Трудно представить, какова была бы жизнь в России, если вдруг исчезли нефть и газ или они не требовались бы автомобильным моторам, химикам, энергетическим установкам и домохозяйкам. Ясно, что не было бы таких городов, как есть нынче, не летали бы самолеты, а мы бродили бы по окружающим лесам с луком и стрелами в надежде подстрелить какую-нибудь утку, и в лучшем случае лося или дикого кабана. Да и ЕГЭ не сдавали бы, в футбол бы не играли бы, о шоу с участием поднадоевших юмористов, у которых шутки "ниже плинтуса", понятия не имели бы. К счастью, конечно.
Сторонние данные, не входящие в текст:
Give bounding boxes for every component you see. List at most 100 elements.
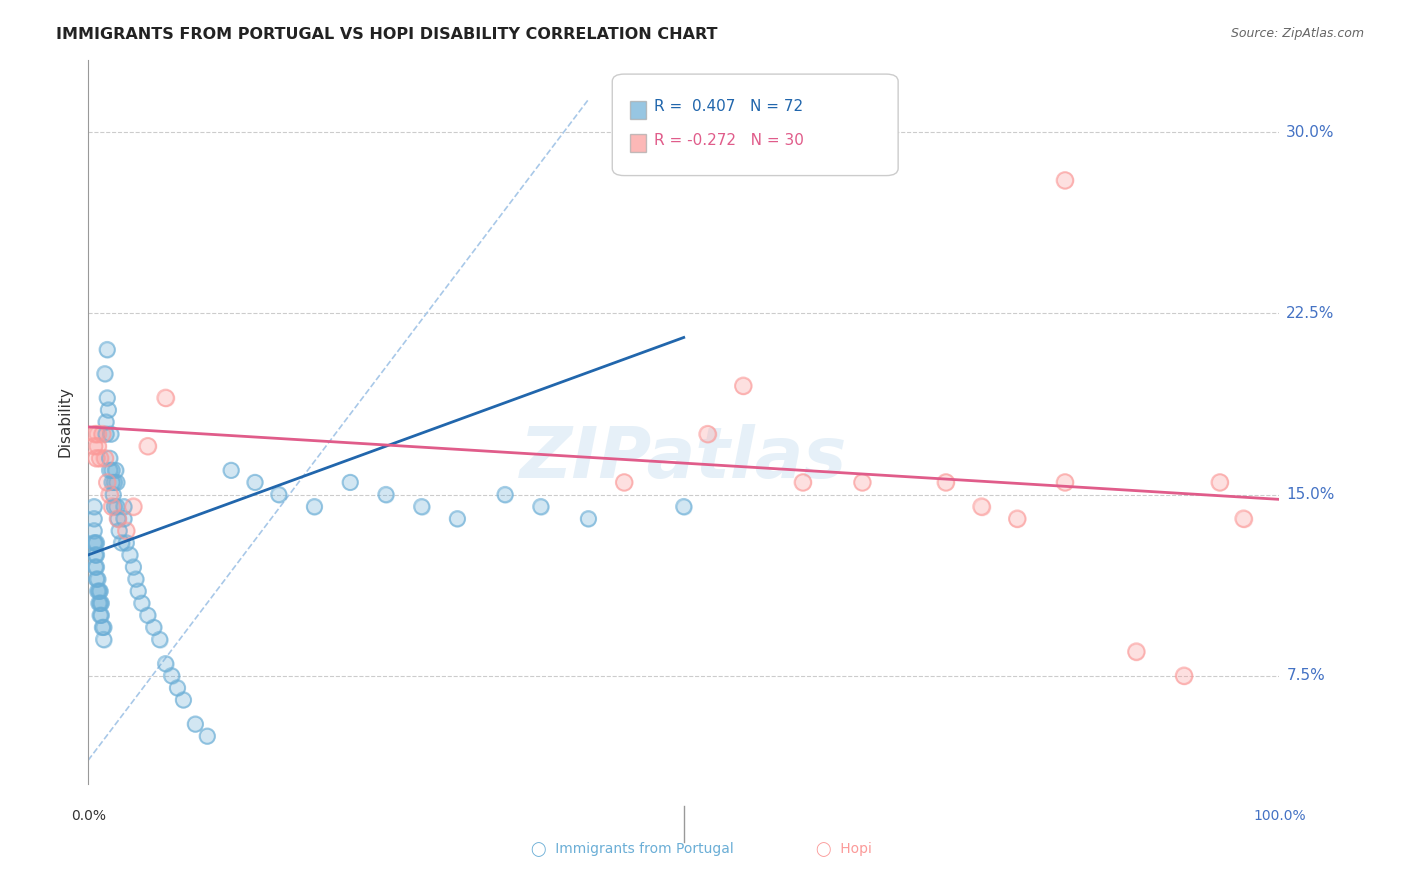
Point — [94, 415, 117, 429]
Point — [446, 511, 468, 525]
Point — [86, 451, 108, 466]
Point — [83, 536, 105, 550]
Point — [122, 500, 145, 514]
Point — [104, 463, 127, 477]
Point — [108, 524, 131, 538]
Point — [149, 632, 172, 647]
Point — [219, 463, 242, 477]
Point — [101, 475, 124, 490]
Point — [84, 560, 107, 574]
Point — [578, 511, 600, 525]
Point — [89, 608, 111, 623]
Point — [93, 632, 115, 647]
Point — [90, 596, 112, 610]
Point — [84, 560, 107, 574]
Point — [83, 511, 105, 525]
Point — [122, 560, 145, 574]
FancyBboxPatch shape — [630, 135, 645, 153]
Point — [155, 391, 177, 405]
Point — [89, 596, 111, 610]
Point — [103, 500, 125, 514]
Point — [243, 475, 266, 490]
Point — [83, 439, 105, 453]
Point — [1209, 475, 1232, 490]
Point — [118, 548, 141, 562]
Point — [142, 620, 165, 634]
Point — [184, 717, 207, 731]
Point — [112, 511, 135, 525]
Point — [94, 451, 117, 466]
Point — [105, 475, 128, 490]
Point — [339, 475, 361, 490]
Point — [96, 475, 118, 490]
Point — [96, 391, 118, 405]
Point — [494, 487, 516, 501]
Point — [84, 427, 107, 442]
Point — [94, 427, 117, 442]
Point — [87, 596, 110, 610]
Point — [125, 572, 148, 586]
Point — [112, 511, 135, 525]
Point — [97, 403, 120, 417]
Point — [672, 500, 695, 514]
Point — [103, 475, 125, 490]
Point — [127, 584, 149, 599]
Point — [86, 572, 108, 586]
Point — [86, 572, 108, 586]
Point — [374, 487, 396, 501]
Point — [86, 427, 108, 442]
Point — [970, 500, 993, 514]
Text: 7.5%: 7.5% — [1286, 668, 1324, 683]
Point — [172, 693, 194, 707]
Point — [1053, 173, 1076, 187]
Point — [91, 427, 114, 442]
Point — [733, 379, 755, 393]
Point — [83, 500, 105, 514]
Point — [90, 596, 112, 610]
Point — [108, 524, 131, 538]
Point — [86, 451, 108, 466]
Point — [184, 717, 207, 731]
Point — [115, 524, 138, 538]
Point — [107, 511, 129, 525]
Point — [104, 463, 127, 477]
Point — [87, 584, 110, 599]
Point — [86, 560, 108, 574]
Point — [98, 463, 121, 477]
Text: IMMIGRANTS FROM PORTUGAL VS HOPI DISABILITY CORRELATION CHART: IMMIGRANTS FROM PORTUGAL VS HOPI DISABIL… — [56, 27, 717, 42]
Point — [84, 548, 107, 562]
Point — [93, 632, 115, 647]
Point — [195, 729, 218, 743]
Point — [86, 572, 108, 586]
Point — [90, 608, 112, 623]
Point — [1125, 644, 1147, 658]
Point — [93, 620, 115, 634]
Text: R =  0.407   N = 72: R = 0.407 N = 72 — [654, 99, 803, 114]
Point — [267, 487, 290, 501]
Point — [155, 657, 177, 671]
Point — [142, 620, 165, 634]
Point — [494, 487, 516, 501]
Point — [1053, 475, 1076, 490]
Point — [219, 463, 242, 477]
Point — [672, 500, 695, 514]
Point — [446, 511, 468, 525]
Point — [86, 584, 108, 599]
Point — [87, 596, 110, 610]
Point — [83, 524, 105, 538]
Point — [1232, 511, 1254, 525]
Text: 0.0%: 0.0% — [70, 809, 105, 823]
Point — [267, 487, 290, 501]
Point — [83, 536, 105, 550]
Point — [83, 511, 105, 525]
Point — [1209, 475, 1232, 490]
Point — [96, 343, 118, 357]
Point — [578, 511, 600, 525]
Text: ZIPatlas: ZIPatlas — [520, 424, 848, 492]
Point — [101, 500, 124, 514]
Point — [84, 536, 107, 550]
Point — [86, 584, 108, 599]
Point — [155, 657, 177, 671]
Point — [149, 632, 172, 647]
Point — [89, 584, 111, 599]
Но нефть и газ есть, Россия ими богата, а потому приличные научные организации не могут не помогать в добыче, транспортировке и использовании их. И, конечно же, в надежной эксплуатации той грандиозной системы, которая называется "нефтегазовой отраслью". Естественно, "Аэрокосмос" не мог оставаться в стороне, тем более именно от него во многом зависит безопасность работы этого промышленного гиганта.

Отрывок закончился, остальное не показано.